Nasceu assim na Igreja uma forma de instituição jurídica que tomou diversos nomes ao longo dos séculos, sendo atualmente denominada “Sociedade de Vida Apostólica”.4 

quarenta anos depois da aprovação pontifícia, os filhos do Santo florentino conseguiram, ajudados por canonistas e estudiosos, redigir as primitivas Regras do “Oratório”, aprovadas pelo Papa Paulo V.5

Evolução através dos séculos

No decorrer dos séculos, muitos fundadores de famílias religiosas sentiram-se chamados pelo Espírito Santo a enquadrar seu respectivo instituto em alguma das formas jurídicas existentes – ordens contemplativas, ordens mendicantes, congregações dedicadas ao ensino, ao atendimento dos enfermos, etc.

Enquanto outros, como São Francisco de Assis ou São Filipe Néri, igualmente inspirados pela Divina Providência, consideraram que deviam inovar nas formas; e tanto uns quanto outros receberam a aprovação da Igreja de Jesus Cristo.

Esta aprovação do Papa era dada, durante séculos, por meio de uma Bula pontifícia.

Mas, o crescimento da Igreja ao longo dos séculos impôs a criação de organismos que aliviassem o pesado fardo do sucessor de Pedro: são os Dicastérios Romanos, instituições que auxiliam o Papa nas diversas tarefas da Igreja.
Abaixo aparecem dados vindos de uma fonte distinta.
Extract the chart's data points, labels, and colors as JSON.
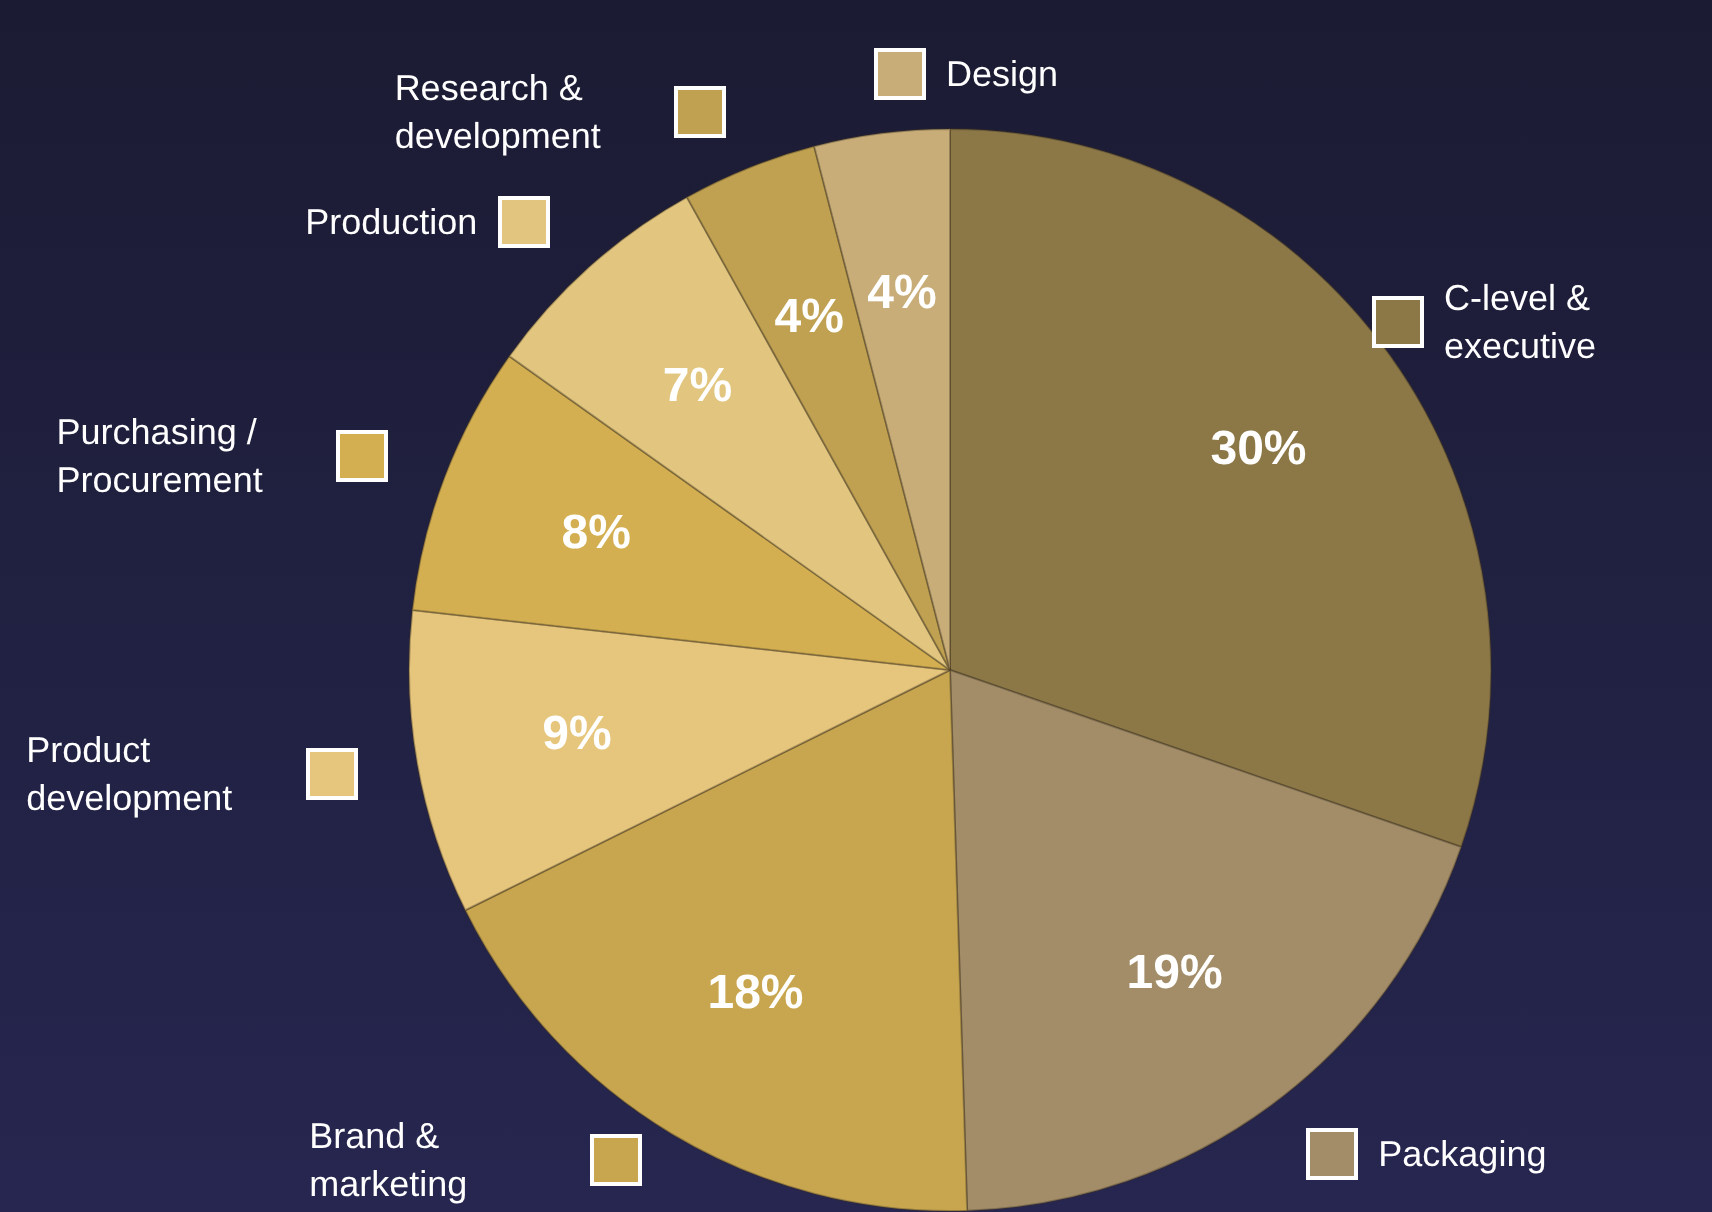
{
  "chart_data": {
    "type": "pie",
    "categories": [
      "C-level & executive",
      "Packaging",
      "Brand & marketing",
      "Product development",
      "Purchasing / Procurement",
      "Production",
      "Research & development",
      "Design"
    ],
    "values": [
      30,
      19,
      18,
      9,
      8,
      7,
      4,
      4
    ],
    "value_labels": [
      "30%",
      "19%",
      "18%",
      "9%",
      "8%",
      "7%",
      "4%",
      "4%"
    ],
    "legend": "left",
    "colors": [
      "#8c7747",
      "#a38d68",
      "#c8a64f",
      "#e6c57c",
      "#d3af52",
      "#e2c67f",
      "#c0a151",
      "#c8ad78"
    ]
  }
}
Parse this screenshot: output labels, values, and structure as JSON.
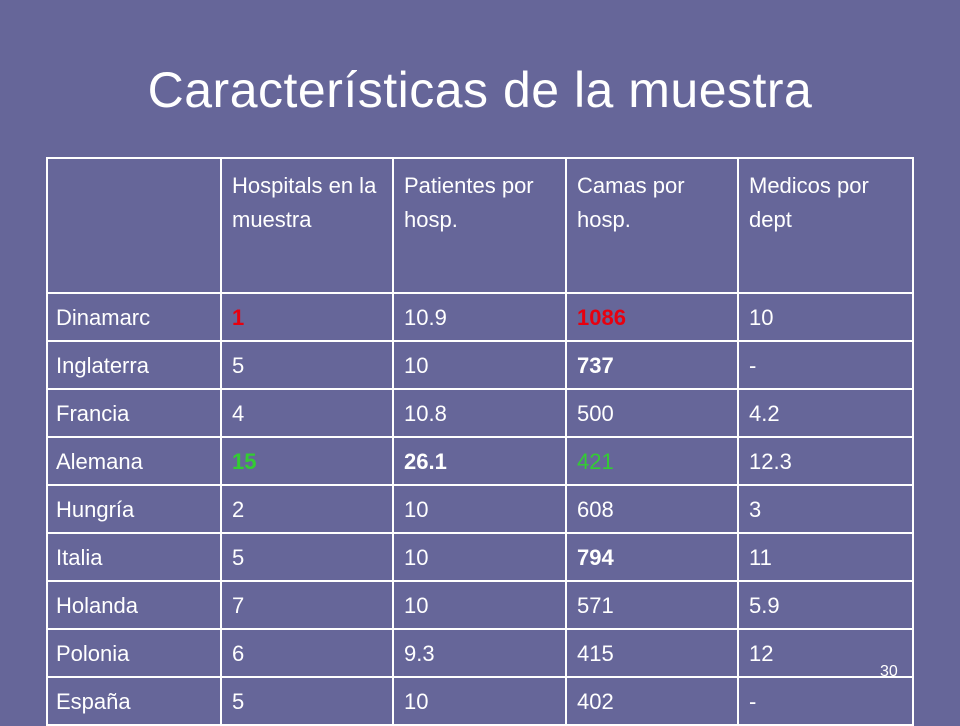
{
  "slide": {
    "title": "Características de la muestra",
    "page_number": "30"
  },
  "table": {
    "headers": [
      "",
      "Hospitals en la muestra",
      "Patientes por hosp.",
      "Camas por hosp.",
      "Medicos por dept"
    ],
    "rows": [
      [
        "Dinamarc",
        "1",
        "10.9",
        "1086",
        "10"
      ],
      [
        "Inglaterra",
        "5",
        "10",
        "737",
        "-"
      ],
      [
        "Francia",
        "4",
        "10.8",
        "500",
        "4.2"
      ],
      [
        "Alemana",
        "15",
        "26.1",
        "421",
        "12.3"
      ],
      [
        "Hungría",
        "2",
        "10",
        "608",
        "3"
      ],
      [
        "Italia",
        "5",
        "10",
        "794",
        "11"
      ],
      [
        "Holanda",
        "7",
        "10",
        "571",
        "5.9"
      ],
      [
        "Polonia",
        "6",
        "9.3",
        "415",
        "12"
      ],
      [
        "España",
        "5",
        "10",
        "402",
        "-"
      ]
    ]
  },
  "colors": {
    "background": "#666699",
    "text": "#ffffff",
    "highlight_red": "#e8000f",
    "highlight_green": "#33cc33"
  }
}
Hoje a decisão de aprovar uma nova família religiosa continua sendo responsabilidade do Papa.

Mas cabe ao Cardeal-Prefeito da Congregação para os Institutos de Vida Consagrada e as Sociedades de Vida Apostólica erigir ou aprovar, mediante Decreto, o novo grupo de consagrados que o Espírito Santo suscitou na sua Igreja. 

Até 31 de dezembro de 2008, havia 44 Sociedades de Vida Apostólica aprovadas: 32 masculinas e 12 femininas. Uma das primeiras, e a mais numerosa, é a dos Padres Lazaristas, fundada por São Vicente de Paulo, hoje com quase 4 mil membros.

Entre as Sociedades femininas, destaca-se a das Filhas da Caridade, fundada por São Vicente de Paulo e Santa Luísa de Marillac: conta atualmente com 20 mil irmãs consagradas ao serviço dos necessitados.

Desde o último mês de abril, as Sociedades Virgo Flos Carmeli (clerical) e Regina Virginum (feminina), nascidas no seio dos Arautos do Evangelho, fazem parte dessa família de instituições.

 


1 Discurso aos membros da família franciscana, 18/04/2009.
2 Idem, ibidem.
3 SCHWAIGER G., La Vita Religiosa dalle origini ai nostri giorni. Milano: 1997, p.335.
4 Cf. Código de Direito Canônico, can. 731-746.
5 Christifidelium quorumlibet, 24/02/1612.